Cómo funciona la Calculadora de préstamos
Un préstamo personal se devuelve como una anualidad: la cuota se mantiene constante. Fórmula: Cuota = K · i / (1 − (1 + i)−n) con interés mensual i y número de meses n.
Contexto y detalles
El resultado te da tres cifras: la cuota mensual (lo que realmente sale de tu cuenta), el coste total (todas las cuotas sumadas) y los intereses totales (coste total menos el importe prestado). Para tu decisión, la cifra clave a menudo no es la cuota, sino el total de intereses: revela el precio real de pedir prestado.
¿Qué valores son normales?
En los préstamos al consumo y personales, el TIN suele moverse entre el 3 % y el 9 % según tu perfil crediticio. Los préstamos para coche suelen ser más baratos, mientras que los descubiertos y las tarjetas de crédito resultan mucho más caros (10–20 % o más). Como regla general, la suma de todas tus cuotas mensuales no debería superar el 35–40 % de tus ingresos netos, o el día a día se complica.
Errores frecuentes
- Fijarse solo en la cuota: una cuota baja a un plazo largo resulta cómoda, pero puede costar miles de euros más en intereses.
- Confundir el TIN con la TAE: compara siempre las ofertas usando la TAE, porque incluye las comisiones.

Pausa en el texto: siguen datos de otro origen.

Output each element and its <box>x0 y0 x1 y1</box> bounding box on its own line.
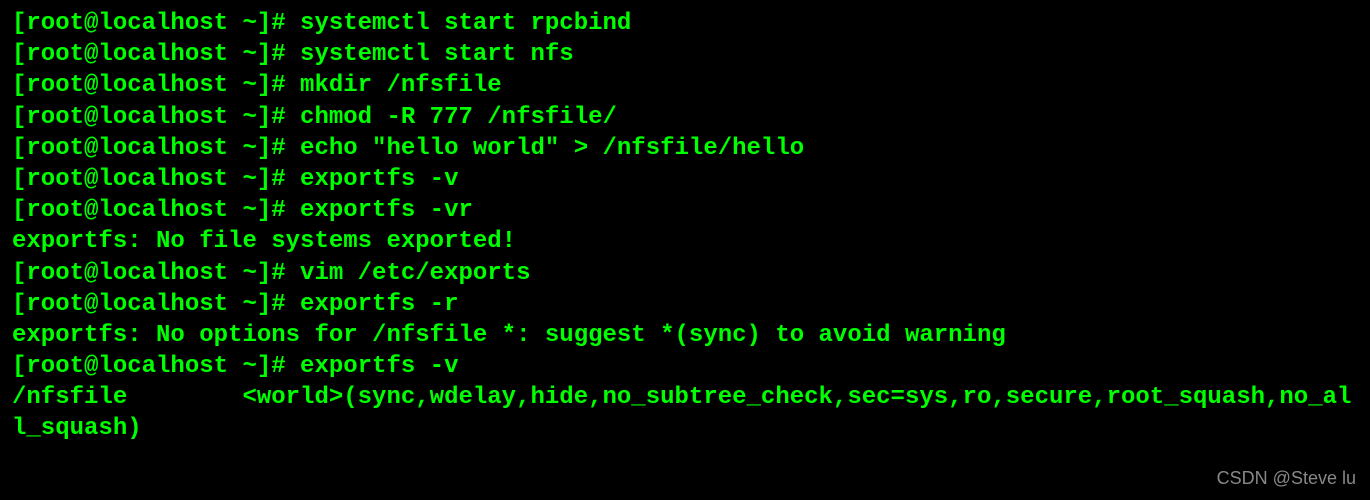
shell-output: /nfsfile <world>(sync,wdelay,hide,no_sub… <box>12 384 1351 442</box>
shell-command: echo "hello world" > /nfsfile/hello <box>300 135 804 162</box>
shell-prompt: [root@localhost ~]# <box>12 135 300 162</box>
shell-prompt: [root@localhost ~]# <box>12 41 300 68</box>
shell-command: systemctl start nfs <box>300 41 574 68</box>
shell-command: systemctl start rpcbind <box>300 10 631 37</box>
watermark-text: CSDN @Steve lu <box>1217 467 1356 490</box>
shell-command: exportfs -vr <box>300 197 473 224</box>
terminal-line: [root@localhost ~]# exportfs -vr <box>12 195 1358 226</box>
terminal-line: /nfsfile <world>(sync,wdelay,hide,no_sub… <box>12 382 1358 444</box>
terminal-line: [root@localhost ~]# mkdir /nfsfile <box>12 70 1358 101</box>
shell-command: vim /etc/exports <box>300 260 530 287</box>
shell-prompt: [root@localhost ~]# <box>12 197 300 224</box>
shell-prompt: [root@localhost ~]# <box>12 72 300 99</box>
terminal-line: [root@localhost ~]# exportfs -v <box>12 164 1358 195</box>
terminal-line: [root@localhost ~]# systemctl start rpcb… <box>12 8 1358 39</box>
shell-command: exportfs -v <box>300 166 458 193</box>
terminal-line: exportfs: No options for /nfsfile *: sug… <box>12 320 1358 351</box>
terminal-line: [root@localhost ~]# chmod -R 777 /nfsfil… <box>12 102 1358 133</box>
shell-command: mkdir /nfsfile <box>300 72 502 99</box>
terminal-window[interactable]: [root@localhost ~]# systemctl start rpcb… <box>12 8 1358 445</box>
shell-prompt: [root@localhost ~]# <box>12 104 300 131</box>
shell-prompt: [root@localhost ~]# <box>12 353 300 380</box>
shell-prompt: [root@localhost ~]# <box>12 291 300 318</box>
shell-output: exportfs: No file systems exported! <box>12 228 516 255</box>
terminal-line: [root@localhost ~]# exportfs -v <box>12 351 1358 382</box>
shell-command: chmod -R 777 /nfsfile/ <box>300 104 617 131</box>
terminal-line: [root@localhost ~]# exportfs -r <box>12 289 1358 320</box>
shell-command: exportfs -v <box>300 353 458 380</box>
shell-prompt: [root@localhost ~]# <box>12 166 300 193</box>
shell-prompt: [root@localhost ~]# <box>12 260 300 287</box>
terminal-line: [root@localhost ~]# vim /etc/exports <box>12 258 1358 289</box>
shell-prompt: [root@localhost ~]# <box>12 10 300 37</box>
shell-output: exportfs: No options for /nfsfile *: sug… <box>12 322 1006 349</box>
terminal-line: exportfs: No file systems exported! <box>12 226 1358 257</box>
terminal-line: [root@localhost ~]# echo "hello world" >… <box>12 133 1358 164</box>
terminal-line: [root@localhost ~]# systemctl start nfs <box>12 39 1358 70</box>
shell-command: exportfs -r <box>300 291 458 318</box>
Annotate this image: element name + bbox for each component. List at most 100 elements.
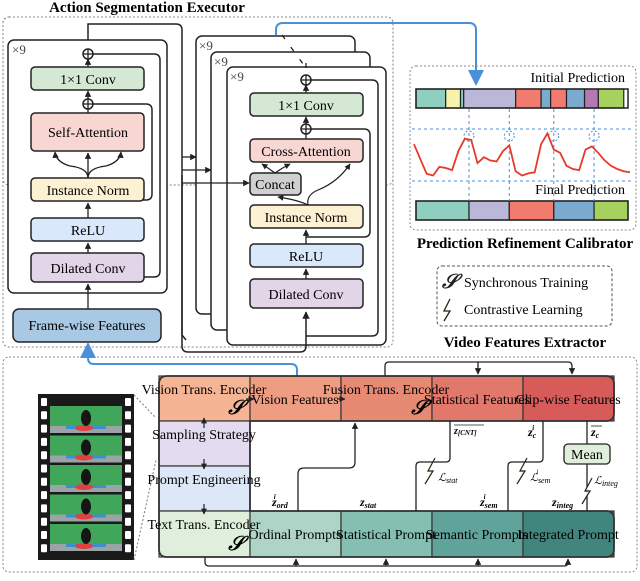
video-frame-manikin	[75, 425, 93, 431]
boundary-score-curve	[413, 131, 631, 177]
film-hole	[125, 424, 131, 433]
instance-norm-label: Instance Norm	[265, 211, 348, 226]
sync-training-icon: 𝒮	[441, 271, 463, 293]
video-frame-manikin	[75, 454, 93, 461]
z-cnt-symbol: z[CNT]	[453, 426, 477, 437]
repeat-label: ×9	[12, 42, 26, 57]
z-c-bar-symbol: zc	[590, 425, 600, 440]
film-hole	[41, 517, 47, 526]
film-hole	[125, 451, 131, 460]
relu-label: ReLU	[71, 224, 105, 239]
statistical-prompt-label: Statistical Prompt	[336, 528, 436, 543]
final-segment	[508, 200, 555, 221]
extractor-connectors: Mean z[CNT] zci zc ℒstat ℒsemi ℒinteg zo…	[271, 421, 618, 511]
contrastive-learning-label: Contrastive Learning	[464, 303, 583, 318]
video-frame-manikin	[75, 513, 93, 520]
semantic-prompts-label: Semantic Prompts	[426, 528, 528, 543]
initial-prediction-bar	[415, 88, 629, 109]
video-frame-manikin	[75, 484, 93, 490]
initial-prediction-label: Initial Prediction	[531, 71, 625, 86]
video-frame-person	[81, 439, 91, 456]
film-hole	[125, 531, 131, 539]
features-to-executor-arrow	[80, 342, 298, 376]
film-hole	[125, 437, 131, 446]
film-hole	[125, 464, 131, 473]
final-segment	[553, 200, 595, 221]
integrated-prompt-label: Integrated Prompt	[517, 528, 619, 543]
video-frame-manikin	[75, 543, 93, 549]
dilated-conv-label: Dilated Conv	[50, 262, 125, 277]
extractor-grid: Vision Trans. Encoder 𝒮 Sampling Strateg…	[142, 375, 621, 558]
self-attention-label: Self-Attention	[48, 126, 128, 141]
film-hole	[125, 411, 131, 420]
film-hole	[125, 477, 131, 486]
extractor-title: Video Features Extractor	[444, 335, 607, 351]
conv1x1-label: 1×1 Conv	[278, 99, 334, 114]
conv1x1-label: 1×1 Conv	[60, 73, 116, 88]
film-hole	[125, 517, 131, 526]
film-hole	[41, 398, 47, 406]
initial-segment	[565, 88, 586, 109]
film-hole	[41, 544, 47, 553]
dilated-conv-label: Dilated Conv	[268, 288, 343, 303]
relu-label: ReLU	[289, 250, 323, 265]
final-segment	[593, 200, 629, 221]
l-sem-symbol: ℒsemi	[530, 468, 551, 485]
vision-trans-encoder-label: Vision Trans. Encoder	[142, 383, 267, 398]
film-hole	[41, 411, 47, 420]
prompt-engineering-label: Prompt Engineering	[147, 473, 260, 488]
repeat-label: ×9	[230, 69, 244, 84]
film-hole	[41, 531, 47, 539]
left-stage: ×9 1×1 Conv Self-Attention Instance Norm…	[7, 23, 187, 341]
contrastive-learning-icon	[442, 298, 452, 322]
mean-label: Mean	[571, 448, 603, 463]
instance-norm-label: Instance Norm	[47, 184, 130, 199]
final-segment	[415, 200, 470, 221]
initial-segment	[445, 88, 462, 109]
sync-training-label: Synchronous Training	[464, 276, 588, 291]
z-stat-symbol: zstat	[359, 495, 377, 510]
initial-segment	[540, 88, 552, 109]
z-integ-symbol: zinteg	[551, 495, 573, 510]
initial-segment	[515, 88, 542, 109]
video-frame-person	[81, 528, 91, 544]
concat-label: Concat	[255, 178, 295, 193]
film-hole	[125, 544, 131, 553]
z-sem-symbol: zsemi	[479, 493, 498, 510]
right-stage-stack: ×9 ×9 ×9 1×1 Conv Cross-Attention Concat	[181, 34, 387, 353]
final-segment	[468, 200, 510, 221]
ordinal-prompts-label: Ordinal Prompts	[249, 528, 342, 543]
film-hole	[125, 504, 131, 513]
video-film-strip	[38, 394, 157, 561]
cross-attention-label: Cross-Attention	[261, 145, 350, 160]
final-prediction-label: Final Prediction	[535, 183, 625, 198]
video-frame-person	[81, 410, 91, 426]
film-hole	[41, 491, 47, 500]
sampling-strategy-label: Sampling Strategy	[152, 428, 256, 443]
clip-wise-features-label: Clip-wise Features	[515, 393, 620, 408]
initial-segment	[583, 88, 599, 109]
calibrator-title: Prediction Refinement Calibrator	[417, 236, 634, 252]
text-trans-encoder-label: Text Trans. Encoder	[148, 518, 261, 533]
film-hole	[41, 477, 47, 486]
initial-segment	[463, 88, 517, 109]
film-hole	[41, 504, 47, 513]
z-c-i-symbol: zci	[527, 424, 537, 440]
film-hole	[41, 451, 47, 460]
film-hole	[125, 398, 131, 406]
statistical-features-label: Statistical Features	[424, 393, 530, 408]
initial-segment	[550, 88, 568, 109]
executor-title: Action Segmentation Executor	[49, 0, 245, 16]
l-stat-symbol: ℒstat	[438, 472, 458, 485]
film-hole	[41, 424, 47, 433]
video-frame-person	[81, 469, 91, 485]
frame-wise-features-label: Frame-wise Features	[28, 319, 145, 334]
film-hole	[41, 464, 47, 473]
initial-segment	[597, 88, 625, 109]
video-frame-person	[81, 498, 91, 515]
film-hole	[41, 437, 47, 446]
initial-segment	[415, 88, 447, 109]
film-hole	[125, 491, 131, 500]
z-ord-symbol: zordi	[271, 493, 289, 510]
final-prediction-bar	[415, 200, 629, 221]
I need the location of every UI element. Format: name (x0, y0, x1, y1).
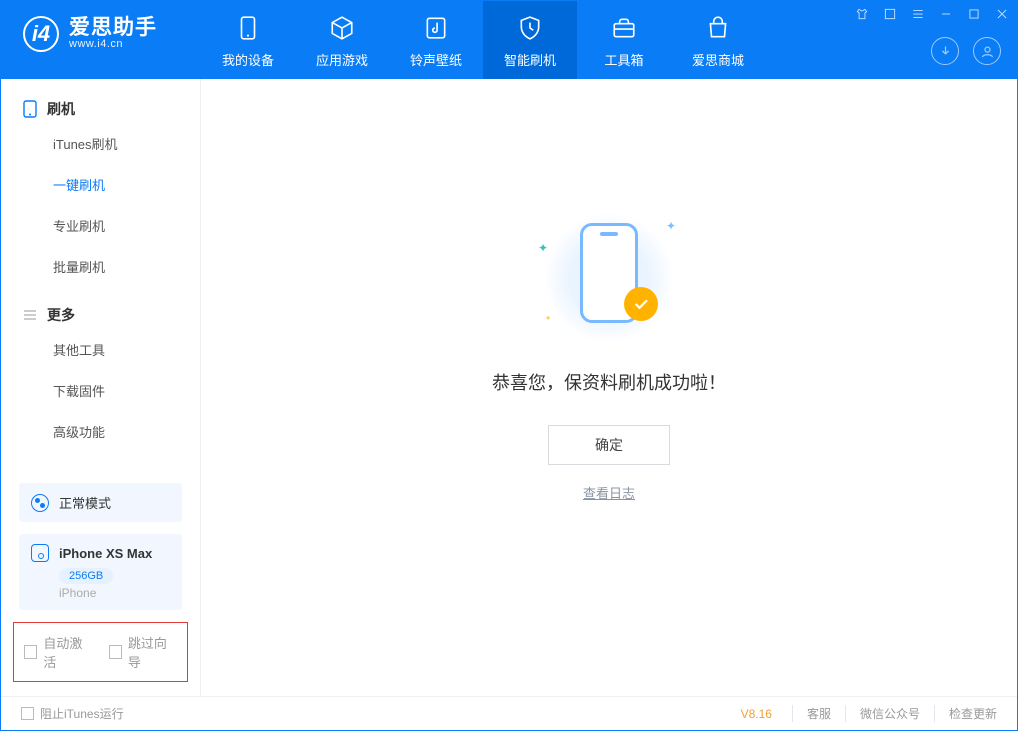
logo-icon: i4 (23, 16, 59, 52)
logo: i4 爱思助手 www.i4.cn (1, 1, 201, 52)
success-illustration: ✦ ✦ • (544, 213, 674, 343)
sidebar-item-batch[interactable]: 批量刷机 (1, 246, 200, 287)
device-card[interactable]: iPhone XS Max 256GB iPhone (19, 534, 182, 610)
device-capacity: 256GB (59, 568, 113, 584)
footer-link-update[interactable]: 检查更新 (934, 705, 997, 722)
music-icon (423, 12, 449, 44)
footer-link-support[interactable]: 客服 (792, 705, 845, 722)
menu-icon[interactable] (909, 5, 927, 23)
close-icon[interactable] (993, 5, 1011, 23)
header-right-buttons (931, 37, 1001, 65)
mode-card[interactable]: 正常模式 (19, 483, 182, 522)
checkbox-auto-activate[interactable]: 自动激活 (24, 633, 93, 671)
sidebar-item-advanced[interactable]: 高级功能 (1, 411, 200, 452)
nav-ringtone[interactable]: 铃声壁纸 (389, 1, 483, 79)
body: 刷机 iTunes刷机 一键刷机 专业刷机 批量刷机 更多 其他工具 下载固件 … (1, 79, 1017, 696)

- Pasar por alto los seguros vinculados: el seguro de amortización suele financiarse dentro del préstamo y encarece silenciosamente el coste real; calcúlalo por separado.
Consejos prácticos
Juega con el plazo: acórtalo uno o dos años y observa cuánto bajan los intereses totales mientras la cuota apenas sube. Elige el plazo más corto cuya cuota puedas asumir incluso en un mes flojo. Antes de firmar, comprueba si se permiten amortizaciones anticipadas sin coste: te dejan liquidar el préstamo antes y ahorrar intereses si te llega dinero extra.
Entender intereses y amortización
Cada cuota tiene dos partes: los intereses sobre el capital pendiente y la amortización, que reduce la deuda. Al principio los intereses son altos y la amortización pequeña; con cada cuota la proporción se invierte, porque el capital pendiente baja. Por eso, con amortizaciones anticipadas o una cuota de amortización mayor ahorras intereses de forma desproporcionada: actúas pronto, cuando la deuda aún es grande.
Cuándo encaja la calculadora y cuándo no
Esta calculadora es ideal para préstamos personales y al consumo clásicos, con tipo fijo y cuota constante. Para préstamos con pago único al vencimiento, tipos variables, periodos de carencia o financiación inmobiliaria con periodo de tipo fijo solo ofrece una orientación aproximada: usa entonces la calculadora de hipoteca o la oferta vinculante del banco. Pero como comparación rápida de plazos y tipos es insuperable para hacerte una idea del coste real antes de hablar con el banco.